Pastora trans cria grupo para resgatar a fé de LGBTs expulsos de igrejas
A desculpa era que só a religião conseguiria "mudar o jeito afeminado" dela - como Jacque descreve o comportamento que tinha na infância antes da transição de gênero. A mãe a deixou no templo com uma única mala e o aviso de que o pastor, Rui Beckman, seria a partir daquele momento o responsável pela criação da garota. Só mudou de casa - e de Igreja - quando ele, a quem hoje se refere como "pai", foi morto a tiros por traficantes do bairro, em 1983.
Do pastor, herdou o sobrenome que adotou no começou da transição de gênero, aos 23. Atendia, então, pelo nome de Vatusa Beckman. Agora, aos 59, chama-se Jacqueline Chanel.
Mudou-se para São Paulo, virou cabeleireira, foi eleita organizadora da Caminhada Trans da capital paulista, ordenada pastora, abriu a primeira igreja trans de São Paulo e não anda só. Debaixo de suas asas, acolhe parte da população LGBTQIA+ que já passou por exclusão social.
A maioria possui um passado religioso. Por terem sofrido algum tipo de preconceito, porém, todas se afastaram das igrejas mais tradicionais que frequentavam.

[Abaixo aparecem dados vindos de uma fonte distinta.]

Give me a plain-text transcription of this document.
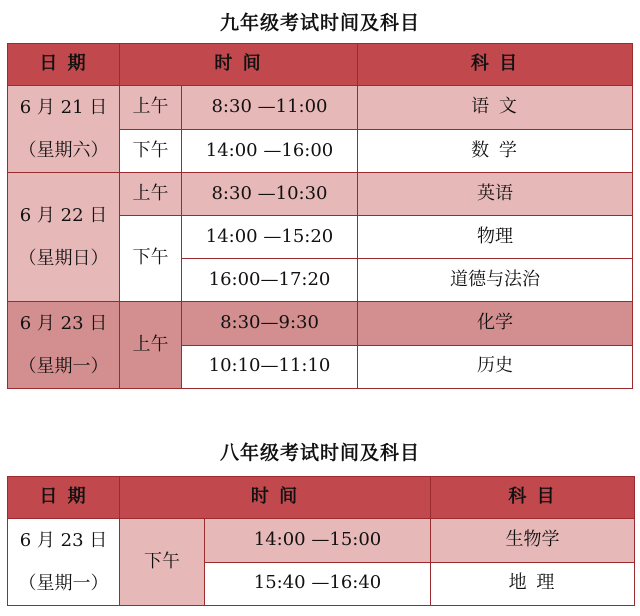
九年级考试时间及科目
日 期	时 间		科 目

6 月 21 日
（星期六）	上午	8:30 —11:00	语 文
	下午	14:00 —16:00	数 学

6 月 22 日
（星期日）	上午	8:30 —10:30	英语
	下午	14:00 —15:20	物理
		16:00—17:20	道德与法治

6 月 23 日
（星期一）	上午	8:30—9:30	化学
		10:10—11:10	历史
八年级考试时间及科目
日 期	时 间		科 目

6 月 23 日
（星期一）	下午	14:00 —15:00	生物学
		15:40 —16:40	地 理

Pensando nisso, há seis anos, Jacque criou o projeto Séforas. Queria ajudar transexuais e travestis a se reaproximarem da doutrina evangélica.
Toda segunda-feira reúne quem a procura em uma roda na ICM (Igreja da Comunidade Metropolitana de São Paulo). Na hora de começar a pregar para quem deixou de ser convertido há um tempo, ela parece escolher com cuidado as palavras quando, ao microfone, diz:
✅Que vocês reconquistem o direito a ter uma fé."
Um certo dia, um homem gay entrou no salão para cortar o cabelo. Jacque o atendeu e, durante a conversa, ele contou que era pastor. Também a convidou para ir a um culto em uma igreja inclusiva, ou seja, que tem um trabalho de acolhimento da população LGBTQIA+.
✅Fui por curiosidade. Chegando lá, encontrei um público de pessoas LGBTQI+, e o pastor cumprimentava um por um com um abraço antes da oração. Quando ele começou a pregar falando como Deus era bom e amava todos sem fazer distinção, eu pensei: finalmente encontrei um Deus inclusivo, um Deus que acolhe." 💥️Jacqueline Chanel, pastora
Criando um grupo religioso trans
Jacque diz que após descobrir as igrejas inclusivas não parou de frequentá-las. Também passou a cobrar os líderes religiosos para que desenvolvessem algum tipo de ação para fiéis trans. Nove anos atrás recebeu como resposta da CCNE (Congregação Cristã Nova Esperança), em São Paulo, a autonomia para criar o Ministério Séforas, um grupo de louvor voltado para transexuais e travestis.
Segundo a Bíblia, Séfora foi a mulher de Moisés. Em estudo da PUC-SP sobre a personagem, a teóloga Francisca Suzuki a classifica como alguém que contradiz "eventuais preconceitos ao defender a sobrevivência de quem se vê ameaçado e ao assumir o protagonismo como mulher". Daí veio a inspiração para o nome do grupo de Jacque.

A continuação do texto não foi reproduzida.